The three phases of IPT
- The initial phase covers defining the problem with a case formulation and conducting an analysis of relationships – past and present, linking the medical diagnosis to interpersonal problem areas, and agreeing a plan of treatment.
- The middle phase is focused upon resolving the interpersonal issues.
- The final phase involves review, consolidation and plans for managing future issues, alongside terminating the therapeutic relationship.
It is a collaborative process where person and therapist clarify the key interpersonal issue. Interpersonal problems are defined in one of four ways:
- Grief – this concerns bereavement and subsequent difficulties with resuming meaningful interpersonal connections in the absence of the loved one. People can find it hard to “carry on with life” after a significant loved one dies and this can mean their life and relationships are very much put on hold.
- Role transition– a key life change which unsettles, such as illness, retirement, or becoming a parent. Life changes can lead people to feel a sense of disequilibrium and loss of control and loss of important self-defining identity.
- Role dispute – a conflict in an important relationship such as with an employer, partner, parent or child. When people become entrenched in conflicts in relationships, this can be a significant cause of worry and stress.
- Deficits in interpersonal skills arising from social isolation. Sometimes people are so isolated that this is in itself a trigger for distress.

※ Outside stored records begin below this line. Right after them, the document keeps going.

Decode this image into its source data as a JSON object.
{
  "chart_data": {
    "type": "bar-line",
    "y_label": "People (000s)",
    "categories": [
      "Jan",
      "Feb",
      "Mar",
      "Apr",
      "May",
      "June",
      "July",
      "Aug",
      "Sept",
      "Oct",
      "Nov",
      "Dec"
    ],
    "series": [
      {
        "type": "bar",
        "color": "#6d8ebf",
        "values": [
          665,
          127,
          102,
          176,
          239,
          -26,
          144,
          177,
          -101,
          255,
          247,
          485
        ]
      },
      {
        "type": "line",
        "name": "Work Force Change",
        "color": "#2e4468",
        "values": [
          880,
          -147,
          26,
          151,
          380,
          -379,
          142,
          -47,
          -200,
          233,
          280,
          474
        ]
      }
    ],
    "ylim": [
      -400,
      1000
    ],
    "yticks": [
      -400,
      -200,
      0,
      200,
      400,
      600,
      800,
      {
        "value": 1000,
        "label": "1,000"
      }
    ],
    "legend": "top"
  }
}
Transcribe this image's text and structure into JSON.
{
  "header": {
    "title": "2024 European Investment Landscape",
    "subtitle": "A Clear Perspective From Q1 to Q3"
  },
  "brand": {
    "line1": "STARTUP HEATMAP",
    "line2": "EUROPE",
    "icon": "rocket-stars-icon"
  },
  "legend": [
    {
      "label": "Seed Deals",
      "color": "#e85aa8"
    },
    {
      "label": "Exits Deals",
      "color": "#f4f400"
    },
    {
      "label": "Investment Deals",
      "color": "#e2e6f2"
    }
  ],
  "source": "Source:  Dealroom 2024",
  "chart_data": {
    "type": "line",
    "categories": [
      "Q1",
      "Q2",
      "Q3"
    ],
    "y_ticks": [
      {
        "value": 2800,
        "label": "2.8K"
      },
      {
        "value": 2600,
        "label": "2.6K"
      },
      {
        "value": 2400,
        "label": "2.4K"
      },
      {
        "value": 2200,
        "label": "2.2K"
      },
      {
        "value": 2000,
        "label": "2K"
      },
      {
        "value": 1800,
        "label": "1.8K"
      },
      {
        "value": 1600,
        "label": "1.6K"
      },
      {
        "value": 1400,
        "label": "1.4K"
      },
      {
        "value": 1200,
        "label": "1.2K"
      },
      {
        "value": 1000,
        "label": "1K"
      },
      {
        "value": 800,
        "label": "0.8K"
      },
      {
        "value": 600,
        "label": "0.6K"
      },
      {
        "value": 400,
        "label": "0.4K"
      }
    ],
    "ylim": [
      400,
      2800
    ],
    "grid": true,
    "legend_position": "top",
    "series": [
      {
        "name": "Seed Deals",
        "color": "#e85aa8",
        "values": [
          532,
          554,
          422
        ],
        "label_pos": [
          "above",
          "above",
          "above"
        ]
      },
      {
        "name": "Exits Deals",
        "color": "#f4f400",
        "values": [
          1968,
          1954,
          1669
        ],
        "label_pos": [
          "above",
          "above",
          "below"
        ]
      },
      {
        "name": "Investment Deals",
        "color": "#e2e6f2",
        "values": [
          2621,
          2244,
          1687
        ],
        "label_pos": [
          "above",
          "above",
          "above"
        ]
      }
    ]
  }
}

Why might IPT work for anxiety?
People who suffer from anxiety disorders may experience difficulties with confrontation, expressing emotion (especially anger), and communicating needs and wants. IPT can help people develop skills to navigate these crises, which can in turn prevent the anxiety from arising.
Because interpersonal problems play a role in nearly all mental illnesses, IPT can help patients with a wide range of issues. Research in support of its applicability to anxiety is fairly scanty and it's use probably even more so, given the current dominance of cognitive behavioral therapy (CBT). A fairly recent meta-analyses found support for IPT and indeed these studies showed no convincing evidence for CBT being more effective than IPT in treating anxiety disorders,suggesting there is no reason why it should not be used. Often the mode of therapy is down to personal choice – what feels like a good fit – and success ultimately determined by the quality of relationship with the therapist.